Album Review: Baxter Dury – The Night Chancers


The Night Chancers




Say Nothing closes The Night Chancers with the repeated refrain ‘Baxter…loves you’, a mantra which could be taken in a number of ways, from a paternalistic distance to an up-close, overly physical encounter.

The song is the climax (sorry) to a record on which the Londoner lifts up the skirts of his hometown for us all to see what’s underneath; in a circus filled with sleazy characters, drugs and good times going bad, it’s a landscape that through a filmic lens owes more to Snatch than Notting Hill.

This is a place where Dury prowls, his guttural brogue like worn tyres on gravel, eyes having seen a dozen things that can’t be unseen. The last time our paths crossed was on 2017’s lairy, sweary Prince Of Tears, but whilst that was a break-up album, this is something else.

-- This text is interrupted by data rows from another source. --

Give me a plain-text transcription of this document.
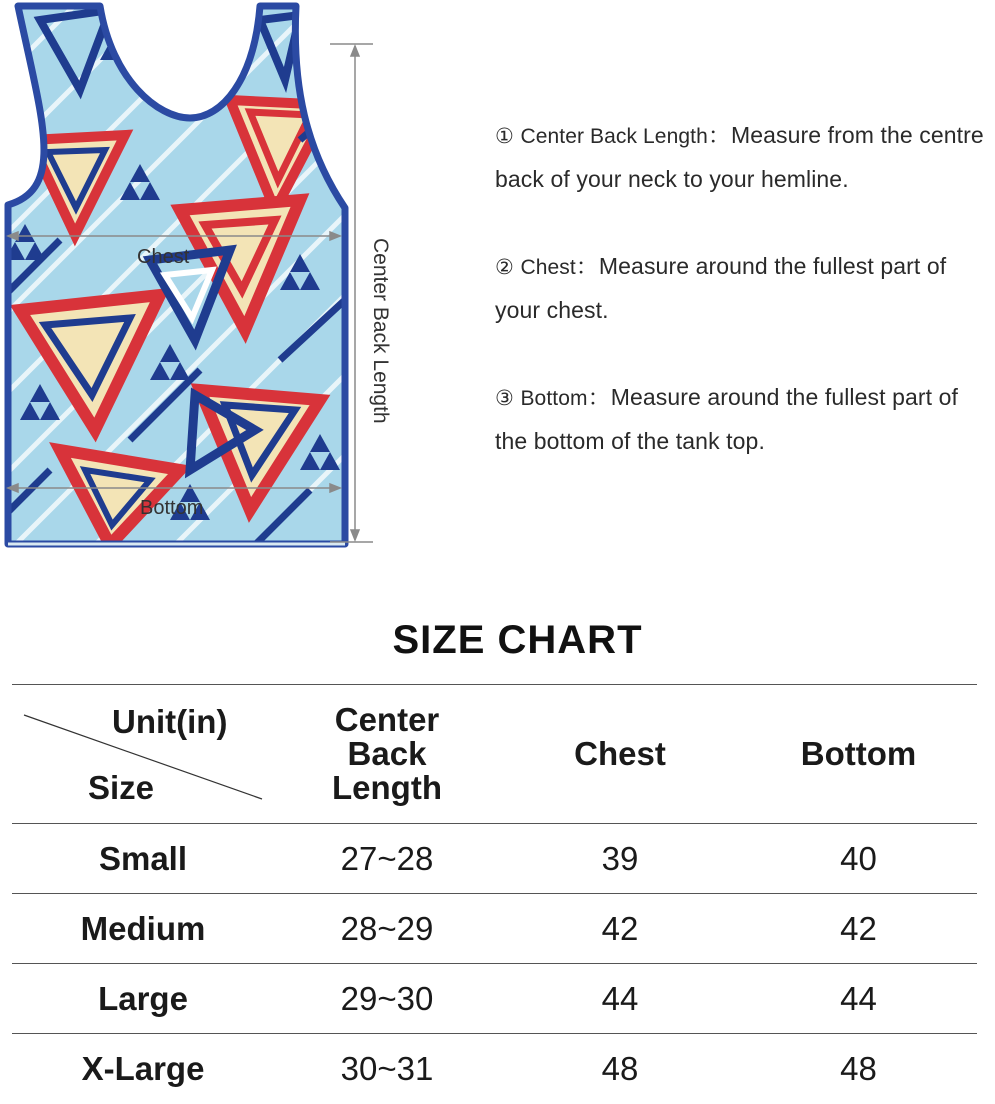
Chest
Bottom
Center Back Length

① Center Back Length：Measure from the centre back of your neck to your hemline.

② Chest：Measure around the fullest part of your chest.

③ Bottom：Measure around the fullest part of the bottom of the tank top.

SIZE CHART
Unit(in)
Size	Center Back Length	Chest	Bottom
Small	27~28	39	40
Medium	28~29	42	42
Large	29~30	44	44
X-Large	30~31	48	48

Being different manifests itself in numerous guises; firstly there’s the spoken word, alt-Gainsbourg rasp of opener I’m Not Your Dog, a glimpse through the peep show hole which ripples with spoilt, off kilter Euro trash programming, or in the genius free association of Slumlord, Dury quipping, ‘Charm dripping like fresh honey/I’m the milky bar kid/Soiled trousers/Shiny cheekbones like graveyards in the sun/Murder shoes/Dirty eyes sizing up’.

You wonder just how far, metaphorically, the our boy has had to go to end up here, especially as here is in fact the west London he’s been haunting for decades: produced by Craig Silvery, The Night Chancers was recorded in Hampstead, not exactly a cesspit, but that depends of course where and when you go looking. His bleary gaze pauses from time to time, dwelling on the ghouls that haunt social media (the lugubrious Saliva Hog), the vacuous nano-bubble hype of fashion bloggers (Sleep People) and the leftfield optimism of the insomniac as they greet a new day with bloodshot ennui (Daylight).

Even amongst this grand prix of personality car crashes, The Night Chancers’ centrepiece is the title-track. Opening with a dog barking, and under some tatty-elegant strings, the singer lies awoken in a deserted hotel room after a one night stand with half of it having left and a raucous party going on in the room next door. Slowly you begin to understand that it’s these people – those losing themselves at 3am, hedonists with no hopes for a tomorrow which has already arrived – who are Dury’s real heroes. Amongst the rubble of modern life and its card carrying despots in every unlit doorway, for him just knowing that there are still those who live like leaves in a hurricane means that he still has connection, even if it’s hard to specify what sort.

Once you get this then it’s easy to pivot from feeling slightly awkward about this record to having the sort of deep affection for it that its creator has both for his neighbourhood and all the creatures in it. Baxter loves you alright, and The Night Chancers is a record that should make a lot of people throw that shine straight back at him.